What is a reasonable return on investment?

An investment is a placement of money for financial gain are not guaranteed, that is, an investor risks a loss of principal in exchange for an opportunity to make a profit. A return on investment should, therefore, be measured against downside risk and risk-free return on investment guaranteed.

investment

Risk-free return

Certain financial products and investments are guaranteed against losses. Bank deposits are federally insured; the values ​​of the United States Treasury are guaranteed as to timely payment of interest and principal; some municipal and corporate bonds are insured privately regarding timely payments of principal and interest; fixed annuities are guaranteed by insurance companies that issue them. A warranty is only as good as the guarantor’s ability to perform, and each has a limited warranty, but a starting point for evaluating the performance of the investment is to compare their growth potential to a guaranteed risk-free return. Investors take risks only if they have to: risk if they can get 3% risk-free, no reason to risk your money in an investment that has the potential to return the same 3%, but with the downside risk.

 

Risk versus reward

The growth potential should be compared with the potential disadvantage. Investors often use historical returns to guide them. An investment whose growth potential is greater than the floor offers a yield reasonable, regardless of the absolute numbers.
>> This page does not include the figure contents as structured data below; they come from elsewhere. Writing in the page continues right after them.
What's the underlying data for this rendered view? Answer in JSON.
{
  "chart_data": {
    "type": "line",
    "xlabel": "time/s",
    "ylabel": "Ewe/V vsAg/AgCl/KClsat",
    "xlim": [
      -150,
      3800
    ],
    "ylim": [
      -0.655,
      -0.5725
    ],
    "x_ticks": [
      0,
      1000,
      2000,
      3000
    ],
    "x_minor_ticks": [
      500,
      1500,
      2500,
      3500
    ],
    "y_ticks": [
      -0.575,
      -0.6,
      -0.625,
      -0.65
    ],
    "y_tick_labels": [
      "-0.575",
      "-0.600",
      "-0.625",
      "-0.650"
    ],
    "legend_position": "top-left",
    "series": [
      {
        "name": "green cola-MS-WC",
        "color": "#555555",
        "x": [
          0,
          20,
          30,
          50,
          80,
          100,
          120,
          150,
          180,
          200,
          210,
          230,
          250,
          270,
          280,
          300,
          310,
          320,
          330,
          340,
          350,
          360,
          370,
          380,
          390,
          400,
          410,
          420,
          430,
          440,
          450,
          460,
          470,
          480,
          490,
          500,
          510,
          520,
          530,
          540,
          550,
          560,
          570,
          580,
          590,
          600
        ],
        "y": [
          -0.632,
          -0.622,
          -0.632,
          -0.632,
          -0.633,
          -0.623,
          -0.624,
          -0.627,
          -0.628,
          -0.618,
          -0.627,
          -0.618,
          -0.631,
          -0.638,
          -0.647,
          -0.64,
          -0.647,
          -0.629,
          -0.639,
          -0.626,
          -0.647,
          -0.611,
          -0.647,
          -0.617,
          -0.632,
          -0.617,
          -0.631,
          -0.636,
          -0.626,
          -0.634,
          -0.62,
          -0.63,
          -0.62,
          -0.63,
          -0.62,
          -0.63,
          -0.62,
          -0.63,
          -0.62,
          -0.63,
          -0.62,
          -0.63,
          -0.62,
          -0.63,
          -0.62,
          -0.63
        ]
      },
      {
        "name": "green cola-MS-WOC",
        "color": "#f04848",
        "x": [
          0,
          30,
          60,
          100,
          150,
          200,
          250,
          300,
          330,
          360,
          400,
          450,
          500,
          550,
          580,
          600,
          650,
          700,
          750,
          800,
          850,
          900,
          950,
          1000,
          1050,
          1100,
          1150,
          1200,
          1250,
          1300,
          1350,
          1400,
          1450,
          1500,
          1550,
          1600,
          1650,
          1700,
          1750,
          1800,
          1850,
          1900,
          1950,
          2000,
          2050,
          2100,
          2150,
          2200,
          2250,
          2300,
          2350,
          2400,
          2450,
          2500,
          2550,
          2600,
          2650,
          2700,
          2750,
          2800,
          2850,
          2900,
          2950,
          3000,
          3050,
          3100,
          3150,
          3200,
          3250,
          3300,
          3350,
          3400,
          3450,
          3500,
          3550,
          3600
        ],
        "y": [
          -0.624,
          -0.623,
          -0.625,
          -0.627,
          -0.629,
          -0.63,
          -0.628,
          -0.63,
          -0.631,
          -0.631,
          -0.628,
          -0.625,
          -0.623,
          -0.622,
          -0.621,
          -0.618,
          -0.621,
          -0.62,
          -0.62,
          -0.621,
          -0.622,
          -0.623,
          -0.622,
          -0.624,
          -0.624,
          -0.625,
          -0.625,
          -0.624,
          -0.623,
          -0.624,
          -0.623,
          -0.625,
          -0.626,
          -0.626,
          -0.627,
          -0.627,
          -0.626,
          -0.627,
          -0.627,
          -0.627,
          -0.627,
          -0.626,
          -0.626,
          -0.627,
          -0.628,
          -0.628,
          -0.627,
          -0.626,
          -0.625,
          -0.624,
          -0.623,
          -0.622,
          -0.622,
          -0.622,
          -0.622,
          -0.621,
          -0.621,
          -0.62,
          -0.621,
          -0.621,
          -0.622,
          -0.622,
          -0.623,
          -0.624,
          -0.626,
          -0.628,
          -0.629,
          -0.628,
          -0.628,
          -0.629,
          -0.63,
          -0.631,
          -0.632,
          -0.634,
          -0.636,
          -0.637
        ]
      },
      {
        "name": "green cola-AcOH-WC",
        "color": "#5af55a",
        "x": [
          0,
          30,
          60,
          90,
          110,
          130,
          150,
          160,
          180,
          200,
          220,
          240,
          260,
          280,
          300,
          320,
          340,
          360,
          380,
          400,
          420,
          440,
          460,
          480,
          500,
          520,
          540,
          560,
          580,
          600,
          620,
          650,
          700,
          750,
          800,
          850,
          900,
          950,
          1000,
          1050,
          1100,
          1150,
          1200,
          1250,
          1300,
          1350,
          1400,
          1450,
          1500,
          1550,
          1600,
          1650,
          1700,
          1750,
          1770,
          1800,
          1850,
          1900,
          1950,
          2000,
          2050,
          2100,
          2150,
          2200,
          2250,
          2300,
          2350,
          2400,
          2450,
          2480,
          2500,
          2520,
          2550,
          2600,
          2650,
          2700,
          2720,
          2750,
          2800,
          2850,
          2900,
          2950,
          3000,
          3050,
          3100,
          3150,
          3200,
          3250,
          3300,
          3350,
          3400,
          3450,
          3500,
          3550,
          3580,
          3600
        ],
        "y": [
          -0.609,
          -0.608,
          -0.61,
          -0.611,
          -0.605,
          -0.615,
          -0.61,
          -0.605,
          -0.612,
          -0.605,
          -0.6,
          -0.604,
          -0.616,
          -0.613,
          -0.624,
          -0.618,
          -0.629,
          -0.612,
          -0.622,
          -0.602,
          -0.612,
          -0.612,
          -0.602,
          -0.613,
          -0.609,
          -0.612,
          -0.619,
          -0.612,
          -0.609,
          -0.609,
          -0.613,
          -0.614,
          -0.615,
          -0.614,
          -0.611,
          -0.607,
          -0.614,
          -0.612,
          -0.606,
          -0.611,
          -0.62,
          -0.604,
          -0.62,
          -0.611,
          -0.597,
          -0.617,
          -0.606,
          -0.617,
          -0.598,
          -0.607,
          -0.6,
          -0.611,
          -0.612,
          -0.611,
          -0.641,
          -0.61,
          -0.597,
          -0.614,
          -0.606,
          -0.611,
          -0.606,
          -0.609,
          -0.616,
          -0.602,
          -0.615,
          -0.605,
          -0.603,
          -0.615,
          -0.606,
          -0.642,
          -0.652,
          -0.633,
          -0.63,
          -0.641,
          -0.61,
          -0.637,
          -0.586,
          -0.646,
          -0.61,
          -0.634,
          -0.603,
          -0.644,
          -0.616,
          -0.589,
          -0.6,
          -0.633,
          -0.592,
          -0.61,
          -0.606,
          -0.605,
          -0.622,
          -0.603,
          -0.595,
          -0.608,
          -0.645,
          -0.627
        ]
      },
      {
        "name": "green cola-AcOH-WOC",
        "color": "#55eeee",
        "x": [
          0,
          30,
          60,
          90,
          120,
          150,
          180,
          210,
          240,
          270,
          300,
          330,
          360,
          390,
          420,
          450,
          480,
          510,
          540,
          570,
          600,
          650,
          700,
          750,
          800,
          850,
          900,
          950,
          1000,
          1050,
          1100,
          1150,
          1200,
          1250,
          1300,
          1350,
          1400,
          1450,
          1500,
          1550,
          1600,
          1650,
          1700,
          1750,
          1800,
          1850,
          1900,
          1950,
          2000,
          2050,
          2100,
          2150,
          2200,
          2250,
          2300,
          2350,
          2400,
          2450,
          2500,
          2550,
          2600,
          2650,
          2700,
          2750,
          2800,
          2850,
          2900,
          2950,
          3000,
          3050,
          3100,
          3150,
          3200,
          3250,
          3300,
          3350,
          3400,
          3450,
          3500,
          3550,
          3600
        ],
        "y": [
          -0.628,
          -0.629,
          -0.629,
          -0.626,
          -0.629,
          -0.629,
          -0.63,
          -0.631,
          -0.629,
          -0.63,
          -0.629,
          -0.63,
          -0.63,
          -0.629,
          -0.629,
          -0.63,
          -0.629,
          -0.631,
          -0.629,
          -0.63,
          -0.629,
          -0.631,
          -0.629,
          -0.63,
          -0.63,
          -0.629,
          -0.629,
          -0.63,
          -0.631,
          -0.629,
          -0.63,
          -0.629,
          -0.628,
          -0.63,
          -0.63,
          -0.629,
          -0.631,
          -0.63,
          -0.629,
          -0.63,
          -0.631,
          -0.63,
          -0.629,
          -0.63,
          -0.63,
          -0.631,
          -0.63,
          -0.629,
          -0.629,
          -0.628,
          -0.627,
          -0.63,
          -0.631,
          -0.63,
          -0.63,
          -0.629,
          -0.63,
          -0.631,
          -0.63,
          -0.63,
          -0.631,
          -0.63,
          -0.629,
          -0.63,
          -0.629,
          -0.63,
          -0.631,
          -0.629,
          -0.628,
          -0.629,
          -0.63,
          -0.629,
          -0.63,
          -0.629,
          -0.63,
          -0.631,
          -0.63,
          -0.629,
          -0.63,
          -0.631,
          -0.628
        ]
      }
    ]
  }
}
On the other hand, if the investment offers a 10% upside, but the downside is 20%, your return may be reasonable in absolute terms, but the potential disadvantage makes it a poor risk.

 

 

Duration and Liquidity

The return should be proportional to the length of time an investor expects to recover their money and the ease with which you can convert into cash without the need to suffer excessive loss. An investment that requires 10 or 20 years of commitment should offer a higher than an investment that can be converted into cash instantly return. For example, a 4% return on investment that requires a commitment of 10 years may not be reasonable, even when compared with an account in the bank money market which pays 1%.

 

Compare apples to apples

Different types of investments offer different potential returns. It is important to compare the return on an investment with other investments in the same category. For example, the potential return of stocks is much higher than that of bonds proportionately riskier pipelining therefore not reasonable to compare the potential of a Treasury bond of the United States with an action of weaker growth return. Both investments would have a reasonable expectation of profit, but the absolute numbers are very different.